Abstract: Self-attention (SA) network has shown profound value in image captioning. In this paper, we improve SA from two aspects to promote the performance of image captioning. First, we propose Normalized Self-Attention (NSA), a reparameterization of SA that brings the benefits of normalization inside SA. While normalization is previously only applied outside SA, we introduce a novel normalization method and demonstrate that it is both possible and beneficial to perform it on the hidden activations inside SA. Second, to compensate for the major limit of Transformer that it fails to model the geometry structure of the input objects, we propose a class of Geometry-aware Self-Attention (GSA) that extends SA to explicitly and efficiently consider the relative geometry relations between the objects in the image. To construct our image captioning model, we combine the two modules and apply it to the vanilla self-attention network. We extensively evaluate our proposals on MS-COCO image captioning dataset and superior results are achieved when comparing to state-of-the-art approaches. Further experiments on three challenging tasks, i.e. video captioning, machine translation, and visual question answering, show the generality of our methods.

Citations (170)

View on Semantic Scholar

Summary

Normalized and Geometry-Aware Self-Attention Network for Image Captioning

The paper presents advancements in the domain of image captioning through the introduction of a novel self-attention network architecture. This architecture incorporates two significant modifications to the traditional self-attention (SA) mechanism, aiming to enhance image captioning performance: Normalized Self-Attention (NSA) and Geometry-aware Self-Attention (GSA).

Methodological Contributions

Normalized Self-Attention (NSA): NSA addresses the internal covariate shift problem within the SA. This issue arises due to the dynamic computation of layer parameters in SA, which causes instability during training. The authors apply a unique normalization technique within the SA, effectively eliminating covariate shift. By normalizing the input queries using Instance Normalization (IN), the distributional drift is mitigated, leading to more consistent training and better model generalization. Unlike traditional Layer Normalization that operates on elements, the proposed normalization functions independently on each channel across instances, which is critical when parameters are instance-specific.
Geometry-aware Self-Attention (GSA): The authors critique the traditional self-attention for its inability to capture geometric relationships between image objects. To address this, they introduce GSA, which incorporates relative geometric features into the attention computation. The geometry relations are modeled as biases in the attention mechanism. GSA calculates the attention scores by combining content-based weights and geometry-derived biases, effectively capturing spatial relationships. The proposed approaches enhance the SA's ability to discern object relations, crucial for comprehensively understanding visual inputs.

Experimental Evaluations

The proposed methods are thoroughly tested on the MS-COCO dataset for image captioning, where they establish new benchmarks. The NG-SAN (Normalized and Geometry-aware Self-Attention Network) achieves a notable performance, surpassing state-of-the-art models by enhancing CIDEr metrics from 125.5 to 128.6 on the MS-COCO evaluation server.

Further experiments evaluate the generality of these methods on video captioning, machine translation, and visual question answering. In all tasks, the application of NSA and GSA, respectively, demonstrates substantial improvements over baseline models, confirming the versatility of these techniques.
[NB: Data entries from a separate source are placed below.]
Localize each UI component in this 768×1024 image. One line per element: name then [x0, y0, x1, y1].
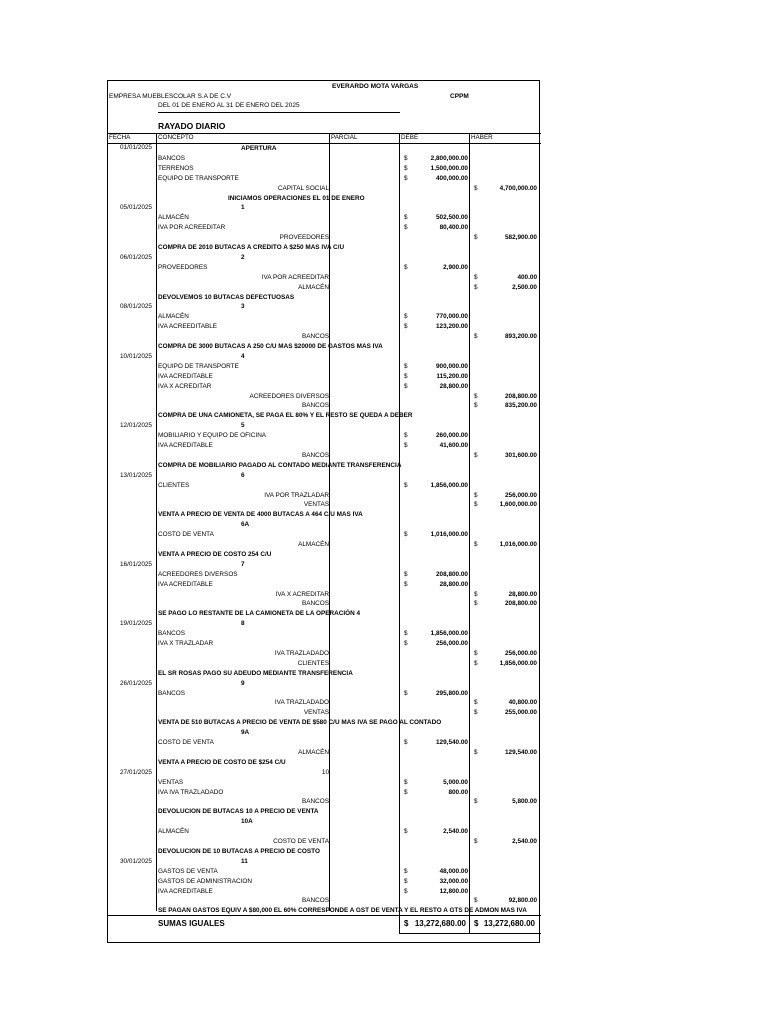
debit-entry-row	[108, 164, 541, 174]
currency-symbol: $	[404, 630, 408, 638]
credit-entry-row	[108, 599, 541, 609]
debit-amount: 80,400.00	[439, 224, 468, 232]
debit-entry-row	[108, 372, 541, 382]
credit-entry-row	[108, 184, 541, 194]
currency-symbol: $	[474, 897, 478, 905]
account-name: VENTAS	[158, 778, 184, 786]
account-name: BANCOS	[158, 689, 185, 697]
journal-note: COMPRA DE 2010 BUTACAS A CREDITO A $250 MAS IVA C/U	[158, 244, 345, 251]
account-name: IVA ACREDITABLE	[158, 442, 213, 449]
entry-date: 10/01/2025	[120, 352, 152, 360]
currency-symbol: $	[404, 867, 408, 875]
operation-number-row	[108, 352, 541, 362]
account-name: PROVEEDORES	[279, 234, 329, 242]
journal-note: VENTA A PRECIO DE VENTA DE 4000 BUTACAS A 464 C/U MAS IVA	[158, 511, 363, 519]
credit-entry-row	[108, 491, 541, 501]
currency-symbol: $	[474, 798, 478, 806]
col-concepto: CONCEPTO	[158, 134, 194, 141]
debit-amount: 115,200.00	[436, 372, 468, 380]
journal-title: RAYADO DIARIO	[158, 121, 226, 131]
account-name: ACREEDORES DIVERSOS	[158, 570, 238, 578]
credit-amount: 92,800.00	[508, 897, 537, 905]
account-name: IVA TRAZLADADO	[274, 649, 329, 657]
credit-entry-row	[108, 233, 541, 243]
currency-symbol: $	[474, 709, 478, 717]
currency-symbol: $	[404, 323, 408, 331]
account-name: IVA ACREEDITABLE	[158, 323, 218, 331]
currency-symbol: $	[404, 174, 408, 182]
operation-number-row	[108, 203, 541, 213]
debit-entry-row	[108, 223, 541, 233]
operation-number-row	[108, 421, 541, 431]
account-name: CLIENTES	[158, 481, 190, 489]
totals-label: SUMAS IGUALES	[158, 919, 225, 928]
debit-entry-row	[108, 382, 541, 392]
debit-entry-row	[108, 362, 541, 372]
account-name: COSTO DE VENTA	[158, 739, 214, 746]
journal-note: SE PAGO LO RESTANTE DE LA CAMIONETA DE LA OPERACIÓN 4	[158, 610, 361, 618]
entry-date: 26/01/2025	[120, 679, 152, 687]
debit-amount: 32,000.00	[439, 877, 468, 885]
journal-sheet	[107, 80, 540, 943]
account-name: ALMACÉN	[298, 541, 329, 548]
credit-entry-row	[108, 401, 541, 411]
journal-note-row	[108, 293, 541, 303]
currency-symbol: $	[474, 451, 478, 459]
credit-amount: 40,800.00	[508, 699, 537, 707]
entry-date: 01/01/2025	[120, 144, 152, 151]
debit-entry-row	[108, 877, 541, 887]
debit-entry-row	[108, 481, 541, 491]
Implications and Future Directions

Practically, the integration of NSA and GSA in SA networks tends to enhance performance with minimal additional computational cost, shedding light on their utility in tasks extending beyond image captioning. Theoretically, the introduction of normalization within the attention mechanism, along with the explicit geometric modeling, offers new insights into attention-based architectures' design.

For future exploration, these advancements suggest a potential for further optimization and adaptation across various domains involving complex data representations. Additionally, exploring combinations of other normalization strategies within attention mechanisms might yield further improvements. The emergence of NSA and GSA will likely spur more strategies that utilize geometric and distributional considerations to enhance neural network expressiveness and stability.

In summary, the authors present a rigorous approach to improving SA networks, providing a foundation for subsequent developments in AI-driven image analysis and natural language generation tasks. The methodologies proposed serve as robust enhancements to the conventional frameworks utilized for interpretive AI models.